虚弱生産士は今日も死ぬ ―小さな望みは世界を救いました―
目的探し その02
冒険世界 始まりの街
いつもなら相談しているだろうアイツは、初期地点を訪れていなかった。
それもそのはず、少し前のアイテム実験で強制送還されてから監禁されているからだ。
別に彼女は、仕事をしないわけではない。
むしろ遊びに来るのは、絶対にやらなければならないことを済ませたうえで、それから脱走しているのだ。
「……まあ、相談してばっかりというのもアレだろうか。目的探し、というか自分探しは自分でやることだし。いや、別に誰の助力を求めてもいいし、そもそもルリのアイデアで探し始めているんだけど」
一人ツッコミをしても、誰も気づかない。
結界の中には存在を隠蔽するモノもいくつか存在し、術式は俺を包む結界の中に組み込まれている。

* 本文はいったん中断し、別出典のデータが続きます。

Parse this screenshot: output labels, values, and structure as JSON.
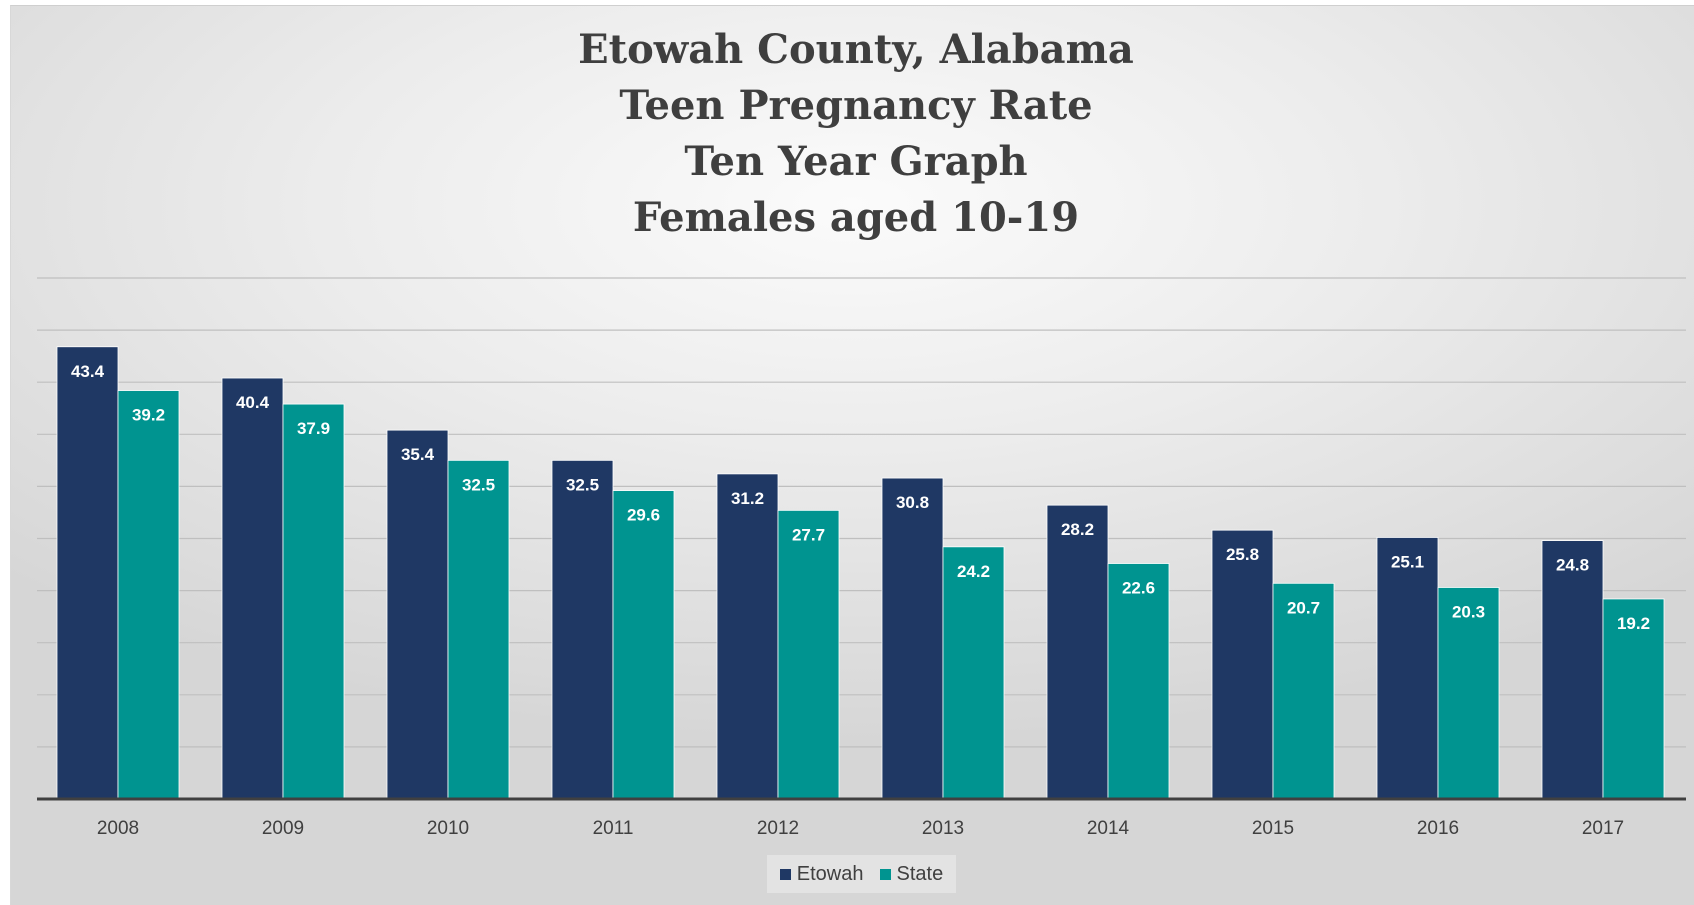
{
  "chart_data": {
    "type": "bar",
    "title": [
      "Etowah County, Alabama",
      "Teen Pregnancy Rate",
      "Ten Year Graph",
      "Females aged 10-19"
    ],
    "categories": [
      "2008",
      "2009",
      "2010",
      "2011",
      "2012",
      "2013",
      "2014",
      "2015",
      "2016",
      "2017"
    ],
    "series": [
      {
        "name": "Etowah",
        "color": "#1f3864",
        "values": [
          43.4,
          40.4,
          35.4,
          32.5,
          31.2,
          30.8,
          28.2,
          25.8,
          25.1,
          24.8
        ]
      },
      {
        "name": "State",
        "color": "#009490",
        "values": [
          39.2,
          37.9,
          32.5,
          29.6,
          27.7,
          24.2,
          22.6,
          20.7,
          20.3,
          19.2
        ]
      }
    ],
    "ylim": [
      0,
      50
    ],
    "grid": true,
    "legend": "bottom"
  }
}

「とはいえ、ここで何かできることと言えばアレだな。納品、そして贋作売り……」
前者は毎度お馴染み、生産ギルドへ売り捌いているポーションのこと。
そして後者は、【贋作者】関係で何度か試したアイテムの販売だ。
どちらもそれなりに利益を得ているし、一度としてクレームは来ていない。
……まあ、品質が良すぎてきたクレームをカウントしないのであれば、だが。
いずれ【贋作者】系統の最上位に位置する職業が、就けるかもしれないと信じて。
まだ誰も就いていないようなので、ゆっくりと条件を満たしていくつもりだ。
どうせどれだけ条件を満たしても、最後には絶対やらなければならないことがある。
そちらはほぼ達成不可能なので、今はまだ期待をしているだけだがな。
「すでに定期便を出しているから、もう前者はしばらく必要としない。後者は……そもそも、気が乗らないとやらないからな」
贋作品を用意するということは、誰かのアイデアをパクるということ。
それをするのは、それをしたくなるようなアイテムであることが好ましい。
実際、そういうアイテムはいくつか存在している……別に俺が生産者のトップというわけじゃないし、この世界の人々が作るアイテムの中にもそういうモノは存在する。

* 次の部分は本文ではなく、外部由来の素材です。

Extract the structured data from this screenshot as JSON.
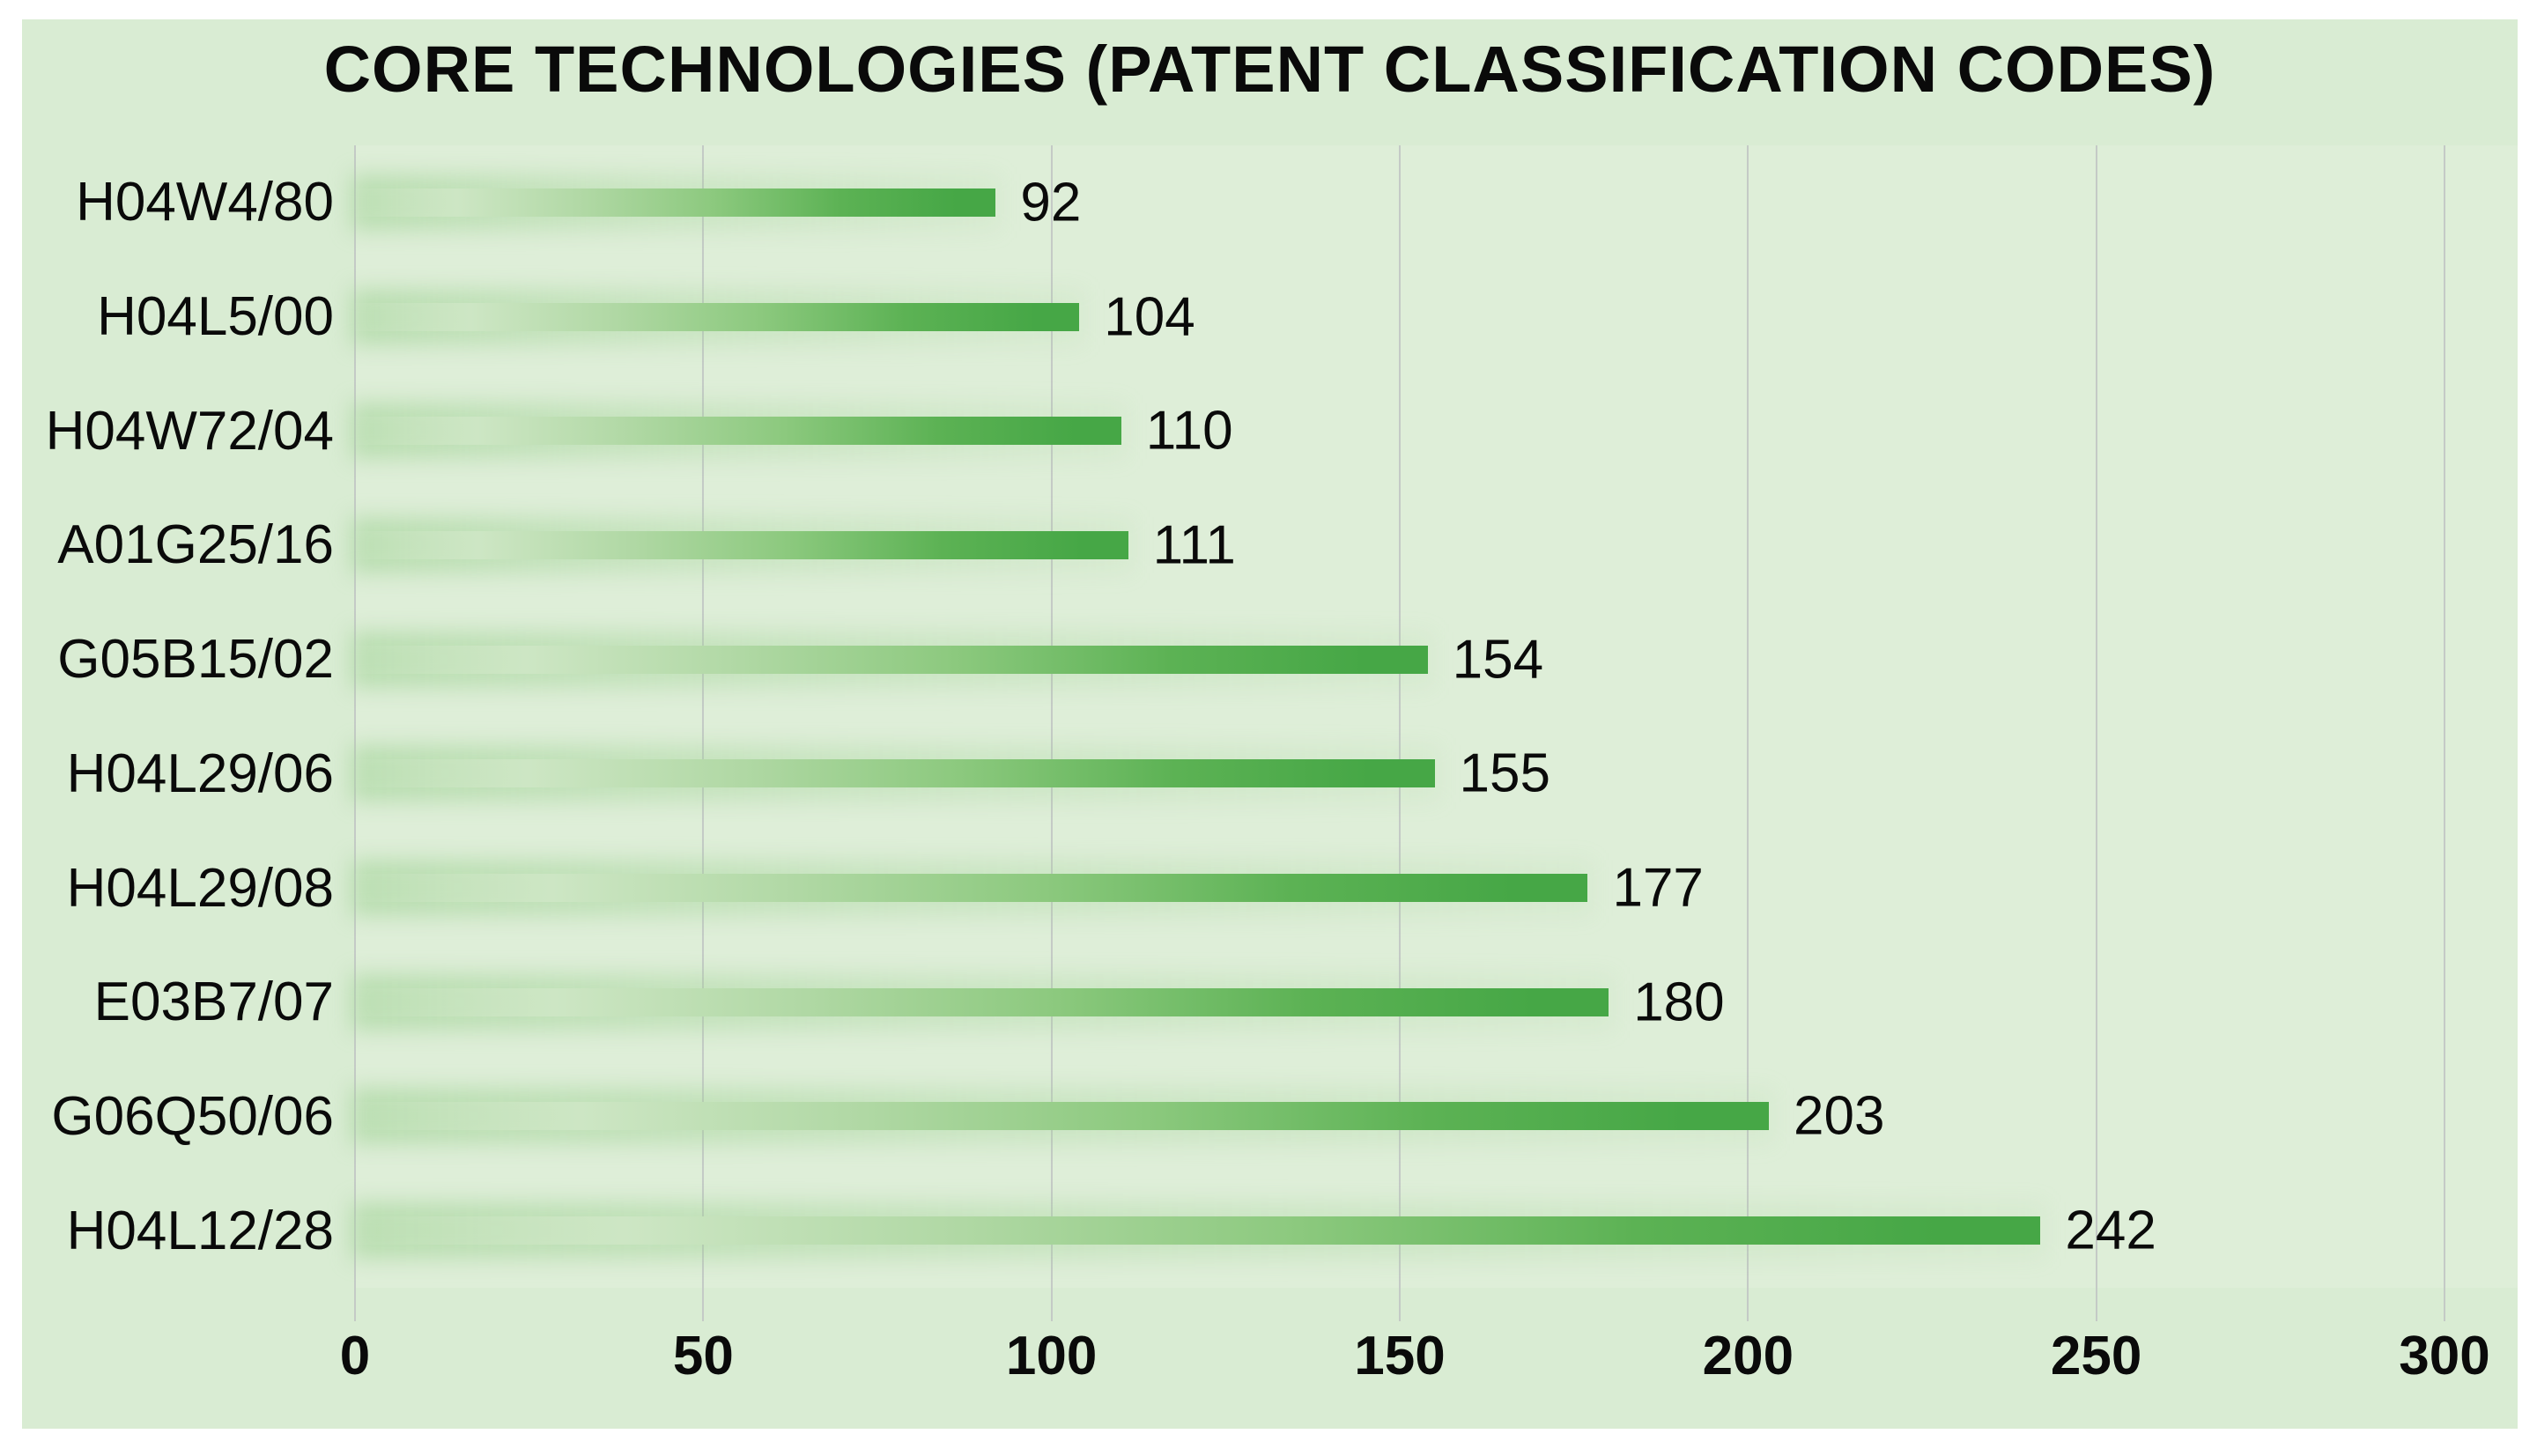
{
  "chart_data": {
    "type": "bar",
    "orientation": "horizontal",
    "title": "CORE TECHNOLOGIES (PATENT CLASSIFICATION CODES)",
    "categories": [
      "H04W4/80",
      "H04L5/00",
      "H04W72/04",
      "A01G25/16",
      "G05B15/02",
      "H04L29/06",
      "H04L29/08",
      "E03B7/07",
      "G06Q50/06",
      "H04L12/28"
    ],
    "values": [
      92,
      104,
      110,
      111,
      154,
      155,
      177,
      180,
      203,
      242
    ],
    "xlim": [
      0,
      300
    ],
    "x_ticks": [
      0,
      50,
      100,
      150,
      200,
      250,
      300
    ],
    "grid": "vertical-gridlines",
    "legend": "none",
    "value_labels": "end-of-bar",
    "colors": {
      "page_background": "#ffffff",
      "panel_background": "#d9ecd3",
      "plot_background": "#deeed8",
      "gridline": "#c4cac6",
      "bar_gradient_start": "#dceed6",
      "bar_gradient_end": "#46a746",
      "text": "#0a0a0a"
    }
  }
}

「ただまあ、特典の贋作は楽しいな……アレは本当、どれだけやっても飽きないし」
ネームド種やユニーク種を討伐した際、一名だけが得られる特殊なアイテム。
それは必ずその討伐対象が有していたナニカを継承しており、それがだいぶ強い。
たまにそれを持っている奴らを見かけるので、解析して情報を集めている。
そして、持ち得る技術すべてを用いて、その再現を行っているのだ。
まあ、現状では:DIY:の補助なしだとできないんだよな……というわけで、これもやはり無しである。
──本当、いったい何をすればいいのか。